JERUSALEM (JTA) — The Eulogizer is a new column (soon-to-be blog) that highlights the life accomplishments of famous and not-so-famous Jews who have passed away recently. Learn about their achievements, honor their memories and celebrate Jewish lives well lived with The Eulogizer. Write to the Eulogizer at eulogizer@jta.org. Read previous columns here.
Baruch Blumberg, Nobel Prize winner
Baruch S. Blumberg, a Nobel Prize-winning biologist whose work led to vaccines against hepatitis for millions and who also explored the biology of space, died April 5 while at a NASA conference. He was 85.
Blumberg won the 1976 Nobel Prize in medicine or physiology with Daniel Carleton Gajdusek for discovery of the hepatitis B virus. In awarding him the prize, the Nobel Committee said Blumberg had “made discoveries giving us new views on mechanisms of infectious diseases. The impact of your conceptual reformulations is wide.” Others went further and described the discovery as “one of the greatest medical achievements of the 20th century.”
In the decades since the award, vaccines and other medical applications developed have been used worldwide, possibly saving millions of lives.
More recently, while continuing in that field, Blumberg became involved with NASA, where he was a distinguished scientist at its Astrobiology Institute and its Lunar Science Institute.
A NASA blogger wrote that Blumberg “was in a small meeting focused upon how to move humanity off this world onto others. His passing was swift — and true to form he was enthused and learning up until his last breath.”

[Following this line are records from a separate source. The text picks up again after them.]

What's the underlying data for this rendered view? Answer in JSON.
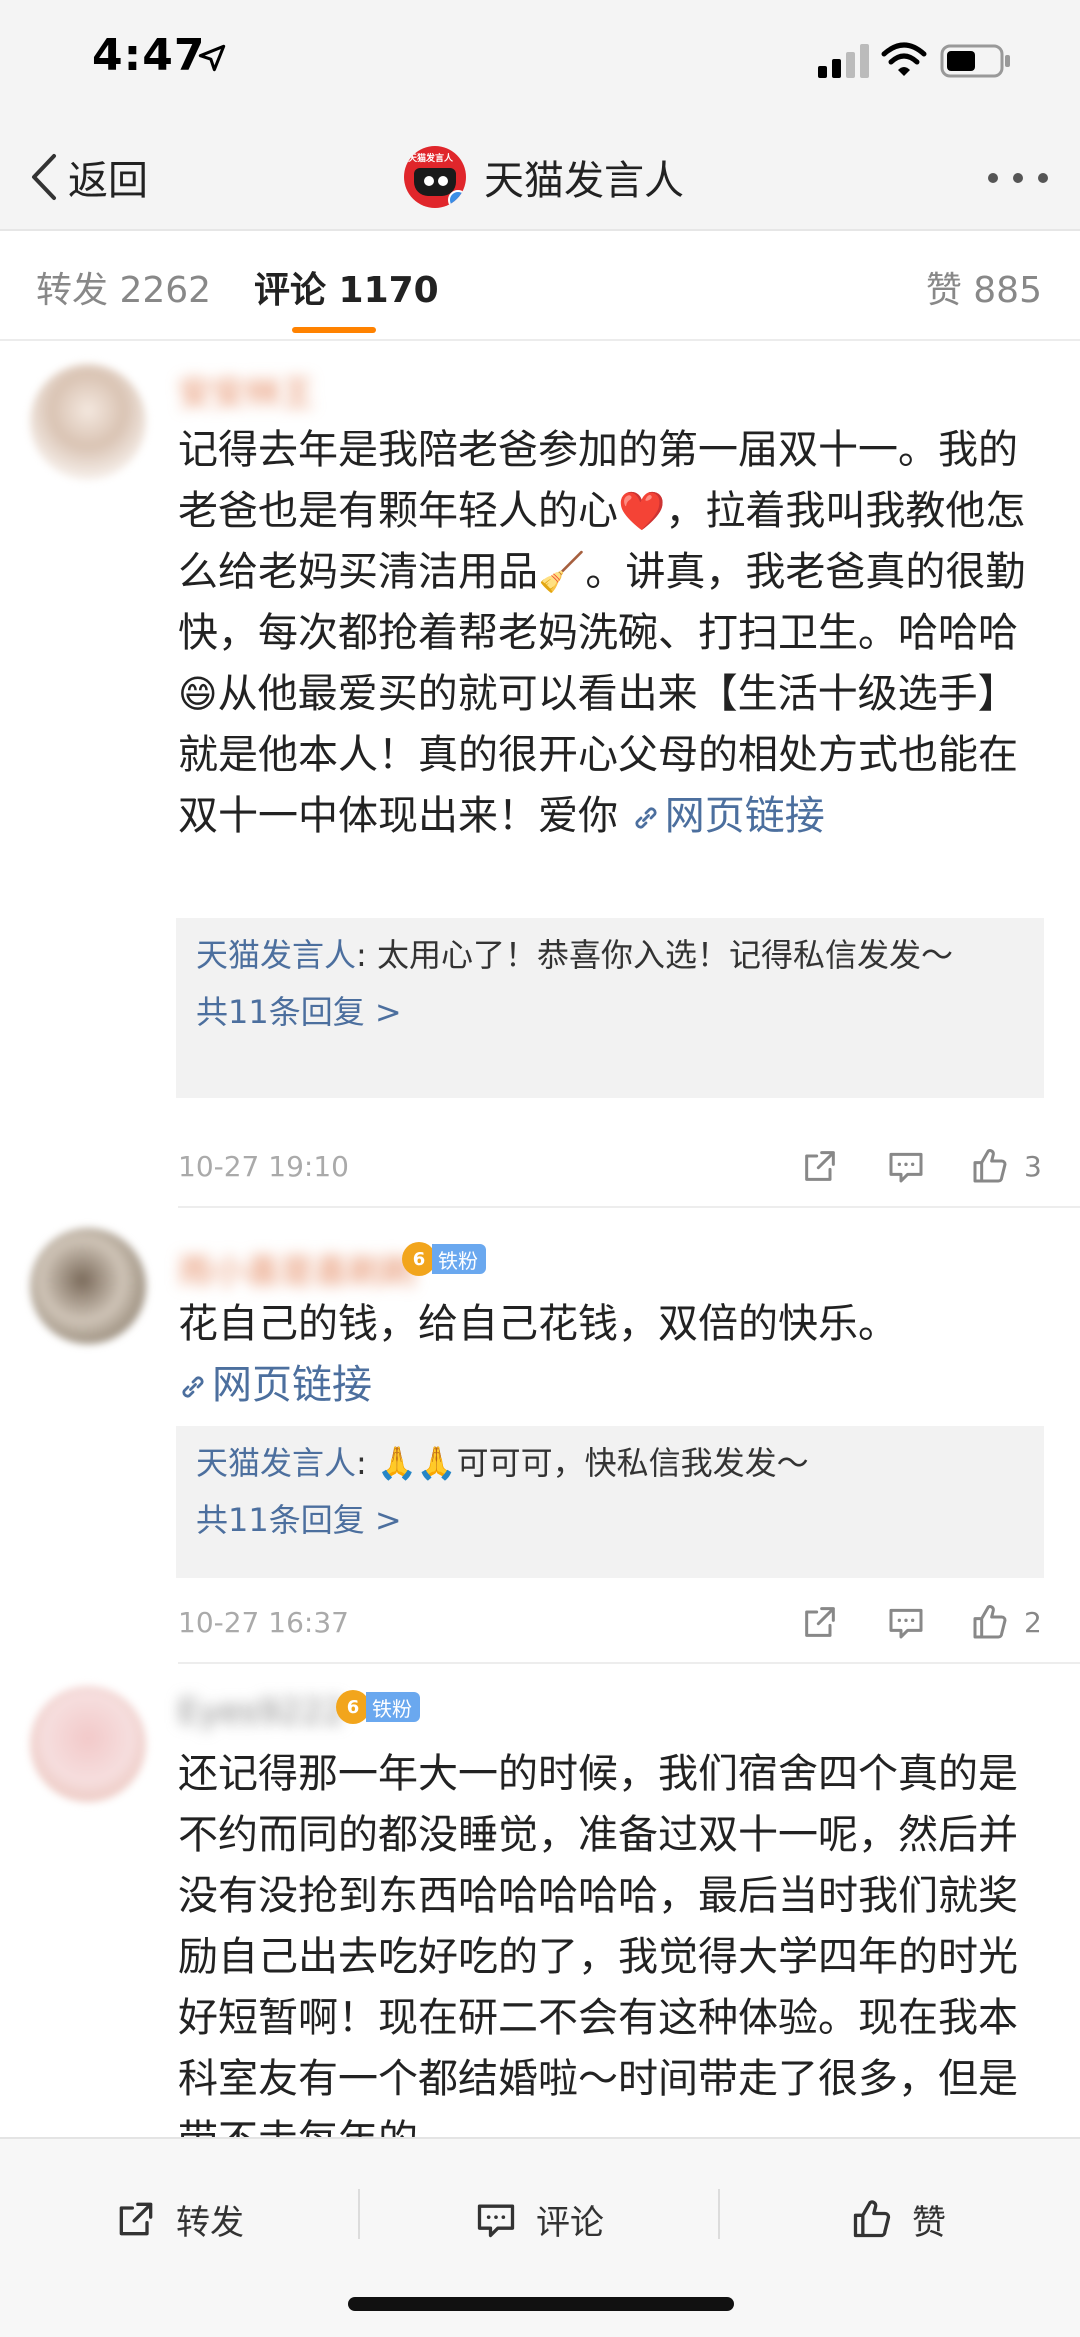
{
  "status_bar": {
    "time": "4:47"
  },
  "nav": {
    "back_label": "返回",
    "title": "天猫发言人",
    "avatar_text": "天猫发言人"
  },
  "tabs": {
    "forward": "转发 2262",
    "comment": "评论 1170",
    "like": "赞 885"
  },
  "link_label": "网页链接",
  "comments": [
    {
      "username": "安安林王",
      "text_before_heart": "记得去年是我陪老爸参加的第一届双十一。我的老爸也是有颗年轻人的心",
      "emoji_heart": "❤️",
      "text_mid1": "，拉着我叫我教他怎么给老妈买清洁用品",
      "emoji_broom": "🧹",
      "text_mid2": "。讲真，我老爸真的很勤快，每次都抢着帮老妈洗碗、打扫卫生。哈哈哈",
      "emoji_grin": "😄",
      "text_after": "从他最爱买的就可以看出来【生活十级选手】就是他本人！真的很开心父母的相处方式也能在双十一中体现出来！爱你",
      "reply_author": "天猫发言人",
      "reply_text": ": 太用心了！恭喜你入选！记得私信发发～",
      "reply_more": "共11条回复 >",
      "time": "10-27 19:10",
      "likes": "3"
    },
    {
      "username": "雨小喜是喜刷刷",
      "fan_level": "6",
      "fan_label": "铁粉",
      "text": "花自己的钱，给自己花钱，双倍的快乐。",
      "reply_author": "天猫发言人",
      "reply_emoji": "🙏🙏",
      "reply_text": "可可可，快私信我发发～",
      "reply_more": "共11条回复 >",
      "time": "10-27 16:37",
      "likes": "2"
    },
    {
      "username": "Eyes9222",
      "fan_level": "6",
      "fan_label": "铁粉",
      "text": "还记得那一年大一的时候，我们宿舍四个真的是不约而同的都没睡觉，准备过双十一呢，然后并没有没抢到东西哈哈哈哈哈，最后当时我们就奖励自己出去吃好吃的了，我觉得大学四年的时光好短暂啊！现在研二不会有这种体验。现在我本科室友有一个都结婚啦～时间带走了很多，但是带不走每年的"
    }
  ],
  "bottom_bar": {
    "forward": "转发",
    "comment": "评论",
    "like": "赞"
  },
  "colors": {
    "accent": "#ff8200",
    "link": "#4c6f9e"
  }
}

NASA Ames Conference Center director Pete Worden said Blumberg was "a leading light in the scientific community and a great humanitarian.” Former NASA administrator Daniel Goldin, who brought Blumberg to the space agency, said "the world has lost a great man.”
Blumberg went from Queens’ Far Rockaway High School to Union College in Schenectady, N.Y.; the U.S. Navy; Columbia’s College of Physicians and Surgeons, where he received his medical degree; Balliol College, Oxford, where he received a doctorate; the Fox Chase Cancer Center in Philadelphia, University of Pennsylvania; and then became master of Balliol College. From 1999 to 2002 he was director of the Astrobiology Institute.
Blumberg wrote a lengthy autobiographical entry for the Nobel organization when he received his prize in 1976, and updated it in 2006 with details on how his discoveries had been used worldwide. In it, he described field and research trips in Africa, India and China, as well as personal information about his childhood and origins, including early Jewish learning:
“I was born in 1925, in New York City, the second of three children of Meyer and Ida Blumberg. My grandparents came to the United States from Europe at the end of the 19th century. They were members of an immigrant group who had enormous confidence in the possibilities of their adopted country. I received my elementary education at the Yeshivah of Flatbush, a Hebrew parochial school, and, at an early age, in addition to a rigorous secular education, learned the Hebrew Testament in the original language. We spent many hours on the rabbinic commentaries on the Bible and were immersed in the existential reasoning of the Talmud at an age when we could hardly have realized its impact.”
Morris Parloff, 92, a ‘Ritchie Boy’
Morris Parloff, a member of the "Ritchie Boys," a German-speaking unit of the U.S. Army that did intelligence work and psychological warfare in World War II, and who later became a psychotherapist, researcher and an administrator at the National Institute of Mental Health, died April 2 at 92. Parloff was among the surviving members of the Ritchie Boys featured in a 2004 documentary.
William H. Prusoff, 90, pharmacologist
William H. Prusoff, a Yale pharmacologist who helped develop “an effective component in the first generation of drug cocktails used to treat AIDS,” died April 3 at age 90. The Eulogizer will try to return to this story with more details in coming days.